Teatime with the Taliban

October 19, 2010

Teatime with the Taliban

UN al-Qaeda-watcher Richard Barrett thinks the time might be right for negotiations with the Taliban in Afghanistan. In a New York Times op-ed, Barrett says that the increasingly aggressive allied military campaign has significantly disrupted the insurgents' capabilities. So if the military has the Taliban on the run, why sit down with them now? Because, Barrett claims, reconciliation may become impossible if the militant organization gets any more degraded—a lack of leader-to-subordinate face time has started to sap the unity of the movement. And Barrett also notes that everyone in the region is ready to hammer out an agreement for various reasons (Russia, China and Iran to stem the flow of Afghan opium through their countries, and Pakistan so it can deal with the aftermath of last summer's flooding and mop up the Pakistani Taliban). And Barrett says no one will have to worry about the nexus between the Taliban and al-Qaeda: the Taliban are "pragmatic Afghans" and part of a "nationalist movement with national objectives."

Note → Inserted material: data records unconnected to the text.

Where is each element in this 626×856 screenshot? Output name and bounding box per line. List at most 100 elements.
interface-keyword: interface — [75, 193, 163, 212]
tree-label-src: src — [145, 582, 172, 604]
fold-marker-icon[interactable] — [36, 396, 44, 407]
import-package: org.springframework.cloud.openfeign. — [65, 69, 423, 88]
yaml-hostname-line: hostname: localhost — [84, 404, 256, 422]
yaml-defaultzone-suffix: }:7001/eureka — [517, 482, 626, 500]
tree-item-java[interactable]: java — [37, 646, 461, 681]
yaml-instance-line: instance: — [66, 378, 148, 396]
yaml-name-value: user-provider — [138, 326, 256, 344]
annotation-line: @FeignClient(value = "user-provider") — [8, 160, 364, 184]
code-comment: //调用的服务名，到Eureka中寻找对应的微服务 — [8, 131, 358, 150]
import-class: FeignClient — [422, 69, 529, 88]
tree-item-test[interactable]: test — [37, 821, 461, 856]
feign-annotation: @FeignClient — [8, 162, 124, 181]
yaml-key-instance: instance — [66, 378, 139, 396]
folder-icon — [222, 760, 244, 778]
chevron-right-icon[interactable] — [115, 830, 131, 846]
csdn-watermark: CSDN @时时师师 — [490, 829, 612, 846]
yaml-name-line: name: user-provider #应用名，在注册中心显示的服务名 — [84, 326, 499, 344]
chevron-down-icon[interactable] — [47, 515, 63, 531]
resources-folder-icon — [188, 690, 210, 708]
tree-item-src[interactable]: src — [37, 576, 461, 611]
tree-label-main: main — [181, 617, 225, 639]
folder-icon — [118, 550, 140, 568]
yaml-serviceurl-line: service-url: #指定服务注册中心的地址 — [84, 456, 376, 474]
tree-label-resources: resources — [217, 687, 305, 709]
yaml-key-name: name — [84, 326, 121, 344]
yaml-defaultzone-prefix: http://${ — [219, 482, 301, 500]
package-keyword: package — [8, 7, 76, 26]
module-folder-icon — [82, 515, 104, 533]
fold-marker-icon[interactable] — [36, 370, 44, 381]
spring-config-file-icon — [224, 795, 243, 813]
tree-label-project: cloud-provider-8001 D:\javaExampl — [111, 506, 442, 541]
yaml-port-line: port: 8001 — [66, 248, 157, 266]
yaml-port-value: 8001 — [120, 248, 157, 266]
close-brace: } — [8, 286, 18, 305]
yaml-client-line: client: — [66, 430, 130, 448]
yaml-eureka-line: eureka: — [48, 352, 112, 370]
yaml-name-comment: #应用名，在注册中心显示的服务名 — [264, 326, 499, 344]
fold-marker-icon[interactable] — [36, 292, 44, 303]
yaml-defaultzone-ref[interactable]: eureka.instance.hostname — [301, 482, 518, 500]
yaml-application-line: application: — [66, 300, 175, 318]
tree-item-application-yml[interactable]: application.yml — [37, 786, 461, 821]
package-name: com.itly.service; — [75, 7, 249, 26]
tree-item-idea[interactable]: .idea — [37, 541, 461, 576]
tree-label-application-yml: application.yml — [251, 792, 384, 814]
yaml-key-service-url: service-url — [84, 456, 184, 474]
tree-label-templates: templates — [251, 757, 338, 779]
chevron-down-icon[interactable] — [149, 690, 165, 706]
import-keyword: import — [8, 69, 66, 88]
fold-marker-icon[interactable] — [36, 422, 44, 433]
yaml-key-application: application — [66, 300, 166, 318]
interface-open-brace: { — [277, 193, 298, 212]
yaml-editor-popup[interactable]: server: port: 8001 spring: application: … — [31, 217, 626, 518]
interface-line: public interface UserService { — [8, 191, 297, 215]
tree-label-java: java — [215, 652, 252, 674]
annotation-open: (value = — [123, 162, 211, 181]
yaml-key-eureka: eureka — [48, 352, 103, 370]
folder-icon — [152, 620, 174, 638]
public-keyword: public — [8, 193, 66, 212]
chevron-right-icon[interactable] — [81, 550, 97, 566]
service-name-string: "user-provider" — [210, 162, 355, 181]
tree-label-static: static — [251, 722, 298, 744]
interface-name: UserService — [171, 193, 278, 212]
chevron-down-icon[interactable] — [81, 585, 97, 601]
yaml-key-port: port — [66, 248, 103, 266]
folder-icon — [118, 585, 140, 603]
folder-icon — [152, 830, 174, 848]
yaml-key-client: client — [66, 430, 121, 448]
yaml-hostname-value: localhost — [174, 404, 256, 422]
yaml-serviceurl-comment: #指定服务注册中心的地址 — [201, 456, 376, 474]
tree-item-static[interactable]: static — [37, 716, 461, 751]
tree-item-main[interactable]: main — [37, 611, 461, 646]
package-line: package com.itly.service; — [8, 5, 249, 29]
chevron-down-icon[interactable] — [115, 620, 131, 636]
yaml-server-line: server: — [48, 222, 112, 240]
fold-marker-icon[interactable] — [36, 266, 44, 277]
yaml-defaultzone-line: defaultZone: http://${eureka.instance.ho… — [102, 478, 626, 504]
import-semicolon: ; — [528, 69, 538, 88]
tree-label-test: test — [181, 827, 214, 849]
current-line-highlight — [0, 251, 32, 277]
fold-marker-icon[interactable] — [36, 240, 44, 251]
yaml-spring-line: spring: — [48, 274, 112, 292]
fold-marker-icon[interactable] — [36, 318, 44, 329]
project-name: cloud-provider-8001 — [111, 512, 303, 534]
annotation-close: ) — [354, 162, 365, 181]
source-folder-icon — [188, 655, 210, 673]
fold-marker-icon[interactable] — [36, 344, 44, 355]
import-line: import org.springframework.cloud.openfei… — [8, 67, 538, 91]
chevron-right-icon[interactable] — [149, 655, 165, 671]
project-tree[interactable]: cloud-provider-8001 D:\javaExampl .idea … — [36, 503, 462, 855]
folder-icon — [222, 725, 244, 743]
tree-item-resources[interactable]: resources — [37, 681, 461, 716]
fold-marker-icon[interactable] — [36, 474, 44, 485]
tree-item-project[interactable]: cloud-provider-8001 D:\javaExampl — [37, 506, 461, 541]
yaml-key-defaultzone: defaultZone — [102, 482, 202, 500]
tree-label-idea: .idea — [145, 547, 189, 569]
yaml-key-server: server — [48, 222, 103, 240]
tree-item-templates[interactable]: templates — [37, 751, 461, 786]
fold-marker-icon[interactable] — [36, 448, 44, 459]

Wall Street Journal columnist Bret Stephens, on the other hand, is not so sure. He writes that sitting down with militant leaders "risks turning Afghanistan into another Vietnam." He thinks negotiating with the enemy back then was just a substitute for changing an unworkable strategy, and only led to a "meaningless" agreement that North Vietnam "refused to honor" and America failed to enforce. But Afghanistan "remains eminently winnable." Offer amnesty to deserters, sure, but "high-level negotations are another story." There is only one way to win in Afghanistan, Stephens says (after claiming that the Taliban would not only steal from Ho Chi Minh's negotiating playbook, but Sinn Fein's and Kim Jong Il's, too) and that is "a series of decisive military blows that give them no other option."

Washington Post columnist David Ignatius thinks U.S. commander General David Petraeus is trying to have it both ways. He's "shooting more" but also "talking more." And "Petraeus and his advisers have come up with an ingenious" way to "finesse" that problematic timeline for withdrawal, which starts next July (and gives the Taliban, Petraeus reportedly worries, hope that they can wait out U.S. forces). Ignatius says that the general is pushing NATO to sign off on Afghan President Hamid Karzai's proposal to set 2014 as the deadline for transferring security to Afghan forces—effectively "adding three years to the clock."